Like the others in Trump's inner circle, Bannon genuinely believes in the virtue of never having to be accountable to anyone, of those specific ends truly justifying any means. Bannon himself is a kind of opportunist, someone who took that toxic worldview of a spoiled childhood and sought out people and things throughout his life that would not only justify and reinforce that worldview but help him gain enough power to proselytize it.
It's hard to call it a movement, though. It's hard to imagine, even when they are together behind closed doors that any of them, Trump, Bannon, Miller, or the Kushners, openly acknowledge what they do and for what true reason. So they campaign, hopping from one stone to another, grasping for the next rung up any ladder, always afraid to look down at who they're stepping on.
When Bannon used his speech at CPAC to denounce the "administrative state", his intent was to launch a new campaign to "deconstruct" it. He's packaging his plans as part of a movement but also as something new, as the way for the aggressively selfish finally to win their war. 
The truth, however and not shockingly, is quite different. Bannon's new campaign is really just based on other right-wing campaigns that came before. What he, and the right-wing think-tankers he's cribbing from, mean by "administrative state" is a central, federal government with too much power over the states. Rather than restore balance, they argue, it is better to reverse the imbalance, making the federal government permanently weak.

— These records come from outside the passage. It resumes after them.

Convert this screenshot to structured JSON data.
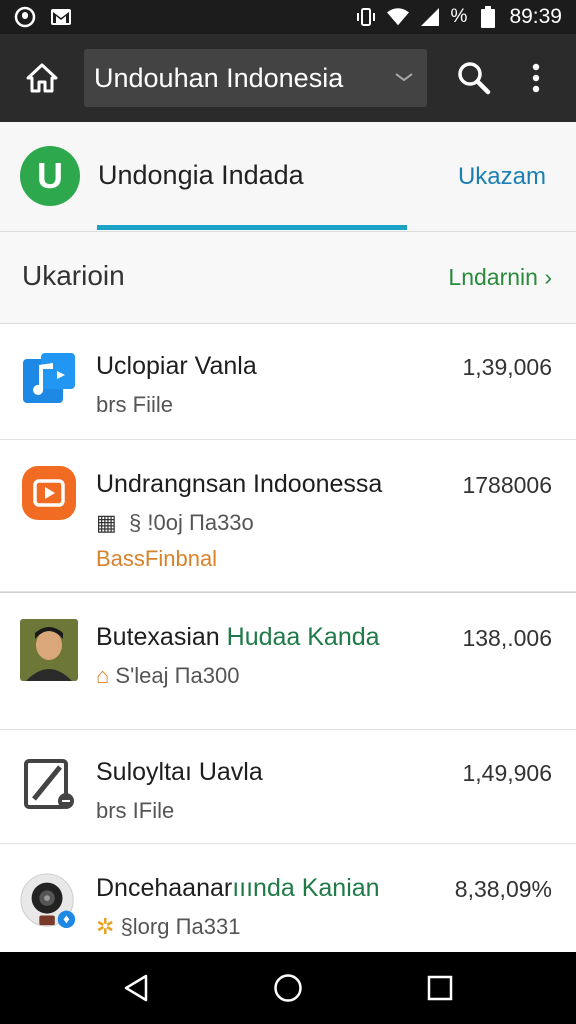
{
  "status_bar": {
    "time": "89:39",
    "battery_label": "%"
  },
  "toolbar": {
    "search_value": "Undouhan Indonesia"
  },
  "account": {
    "logo_letter": "U",
    "name": "Undongia Indada",
    "action": "Ukazam"
  },
  "section": {
    "title": "Ukarioin",
    "link": "Lndarnin ›"
  },
  "items": [
    {
      "title": "Uclopiar Vanla",
      "title_hl": "",
      "subtitle": "brs Fiile",
      "tag": "",
      "value": "1,39,006",
      "icon": "music-file-icon",
      "color": "#1e88e5"
    },
    {
      "title": "Undrangnsan Indoonessa",
      "title_hl": "",
      "subtitle": "  § !0oj Πa33ο",
      "tag": "BassFinbnal",
      "value": "1788006",
      "icon": "video-play-icon",
      "color": "#f26b22"
    },
    {
      "title": "Butexasian ",
      "title_hl": "Hudaa Kanda",
      "subtitle": "S'leaj Πa300",
      "tag": "",
      "value": "138,.006",
      "icon": "avatar-photo",
      "color": "#4a7a3a"
    },
    {
      "title": "Suloyltaı Uavla",
      "title_hl": "",
      "subtitle": "brs IFile",
      "tag": "",
      "value": "1,49,906",
      "icon": "edit-file-icon",
      "color": "#444444"
    },
    {
      "title": "Dncehaanar",
      "title_hl": "ııında Kanian",
      "subtitle": "§lorg Πa331",
      "tag": "",
      "value": "8,38,09%",
      "icon": "webcam-icon",
      "color": "#222222"
    }
  ]
}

Another discarded term for this doctrine was "states rights", and if you recall that having something to do with protecting the right to own slaves and later to segregate water fountains, housing, schools, and busses, well, you understand Bannon and those he's appealing to very well. Deconstruct far enough and you have a master and his castle, and no one with the power to stop him from his appetites.

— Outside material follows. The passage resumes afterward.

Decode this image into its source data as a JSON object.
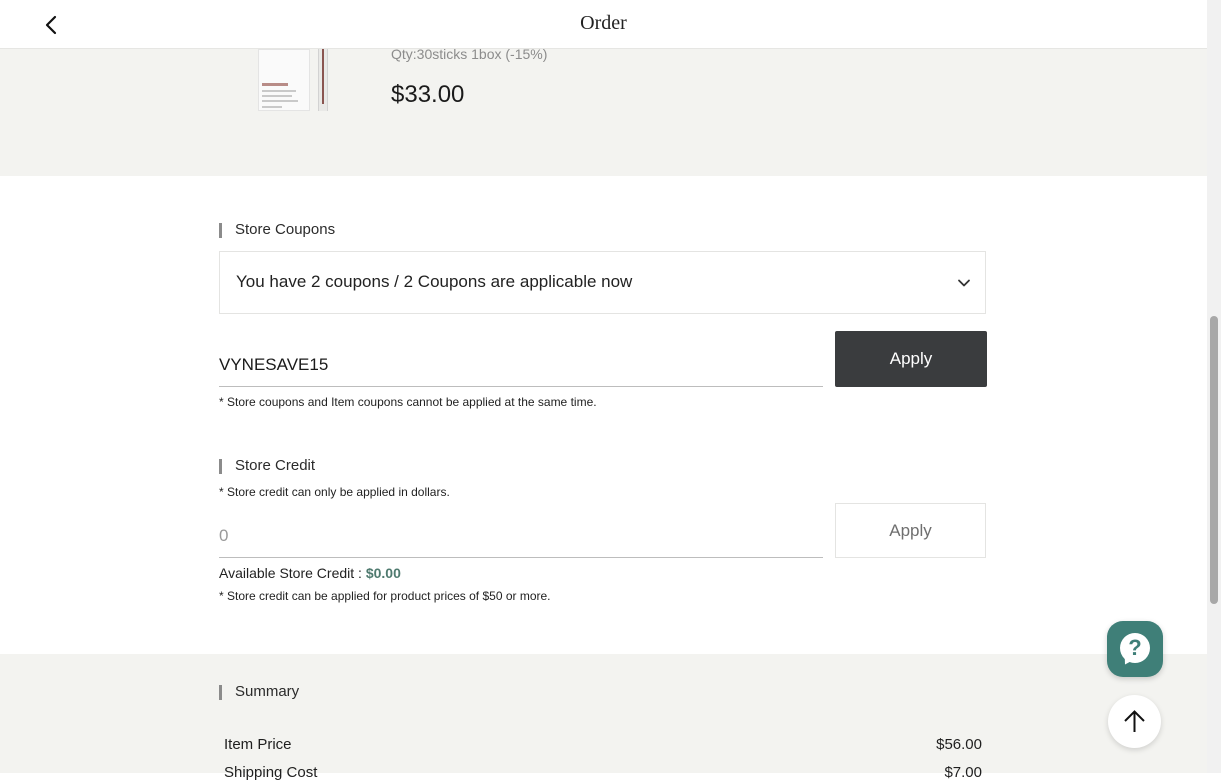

Bannon doesn't expect to take things that far, of course. Who needs a castle? His presence by Trump's side, though, is still a means to that end, just as the campaign to "deconstruct the administrative state" is, just as Breitbart is, just as the antics of his protégé Milo Yannopoulos are. Each is a separate campaign, something grasped for its short term potential and left behind in favor of the next rung on the ladder. Each reveals the man behind them and the world he desperately wants to see. Each reveals the truth behind the jargon, the euphemisms, and the bald faced lies.
Tonight, when the president speaks to Congress, telling them, us, and the rest of the world how great and unprecedented his budget is going to be, how taxes will fall and incomes will rise, how our enemies will come to fear us, how safe we will all feel in our homes and streets and new jobs, and most of all how he made it all possible with his greatness, we must remember that however much Trump believes or wants to believe in the goals his budget may achieve, the fingerprints of others, especially Bannon and Miller, are all over it.
What we'll get tonight is another campaign, in this case an advertising campaign for cuts to taxes and regulations spending that we cannot afford, least of all because of the damage they will do to us and the rest of the world in the long term. Whatever so many Americans have held onto in the hopes of turning a campaign slogan on a hat into a movement, what they and us will get is one more sales pitch, and not a terribly convincing one.
This is a small troop of poorly equipped, badly trained men and women reaching out for the doomsday weapon. If we're foolish enough to give it to them, we deserve what we get.